Idempotent Operations
Idempotency is more than just being all to repeat a (write) request without failure. Generally
you’d want to keep operations idempotent but that does not mean backend state is not altered due to
a idempotent operation. It simply means an operation can be repeated without any
side effects. As an example if you issue DELETE
to an resource, issuing another
DELETE
would simply return a 404 without altering the server state.
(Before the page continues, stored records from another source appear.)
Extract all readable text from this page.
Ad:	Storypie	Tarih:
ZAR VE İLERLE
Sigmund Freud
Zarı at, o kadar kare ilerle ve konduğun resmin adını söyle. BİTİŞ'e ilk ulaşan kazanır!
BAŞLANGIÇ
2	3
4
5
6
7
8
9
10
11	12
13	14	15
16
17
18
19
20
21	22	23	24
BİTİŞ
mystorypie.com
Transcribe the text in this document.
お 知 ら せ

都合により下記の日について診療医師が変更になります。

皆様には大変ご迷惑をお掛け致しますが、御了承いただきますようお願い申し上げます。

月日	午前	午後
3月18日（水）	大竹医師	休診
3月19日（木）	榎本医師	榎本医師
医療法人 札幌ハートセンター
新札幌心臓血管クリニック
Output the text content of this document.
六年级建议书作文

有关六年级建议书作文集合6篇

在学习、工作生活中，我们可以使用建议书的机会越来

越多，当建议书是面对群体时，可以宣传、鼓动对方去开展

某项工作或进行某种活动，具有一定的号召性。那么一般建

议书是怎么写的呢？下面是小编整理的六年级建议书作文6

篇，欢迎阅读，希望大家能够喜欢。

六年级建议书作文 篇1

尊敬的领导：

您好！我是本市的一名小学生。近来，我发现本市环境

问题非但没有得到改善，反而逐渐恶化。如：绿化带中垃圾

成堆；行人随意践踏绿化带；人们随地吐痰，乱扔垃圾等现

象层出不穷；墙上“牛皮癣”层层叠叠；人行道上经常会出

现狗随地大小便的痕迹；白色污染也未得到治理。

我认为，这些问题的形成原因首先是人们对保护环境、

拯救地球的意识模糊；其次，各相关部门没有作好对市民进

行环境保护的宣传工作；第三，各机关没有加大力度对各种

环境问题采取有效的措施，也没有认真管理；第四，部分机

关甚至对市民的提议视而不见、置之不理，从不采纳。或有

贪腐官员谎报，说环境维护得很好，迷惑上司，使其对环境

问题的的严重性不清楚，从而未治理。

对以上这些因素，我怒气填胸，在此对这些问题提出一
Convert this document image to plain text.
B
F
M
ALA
Consider another
more involved example, let’s take an API that increments a counter by 1. If one request
fails to register as successful on the client side due to a network connection error
and the client performs another request as a retry the final value at the backend
maybe either 1 or 2 - depending on if the first request finished executing on the API.
For addressing such issues, Stripe APIs
take an interesting approach by providing a custom header that uniquely identifies a request.
The server can simply ignore the second request since it knows it has already
processed the request once.
Asynchronous vs Synchronous
Depending on the type of work being done on the backend, sometimes it makes sense to do “just enough” work and return a response to the client. For example, if you’re kicking off a long running job given a client request you may only want to create a record in your database (or enqueue the request on a durable queue) to register the request on your backend and then have a different set of processes kick off the long running job. In most cases you’d want to return a computation ID that the client can request to get the status of the job. Note that this can mean a ton of complexity on the backend to implement, but may be worthwhile (or even necessary) to implement if amount of time taken to finish the operation takes a while.
Pagination
Pagination is often presented as a solution when the response may contain too many objects
to safely return in one operation. If properly designed you do not need to keep any state in your
application and often simply translate the query parameters to a database query.
Note that with this approach if the underlying records can change while a client is
paginating, and the client will see inconsistent results which should be expected and dealt with
on the client side. Ideally you’re providing next
and previous
URLs within the API response
(see HATEOAS) so that the client does
not need to do any guessing on their part on how to paginate.
HTTP Headers
HTTP headers are a powerful way to communicate between the client and server all operating parameters of web request. These can include ability to specify cache-control, do authentication and authorization, specify content-type, user-agent, cookies etc. Note that proxy servers have the ability to modify headers so you’d have to be careful about what the setup of your backend is and allow for headers to pass through if necessary.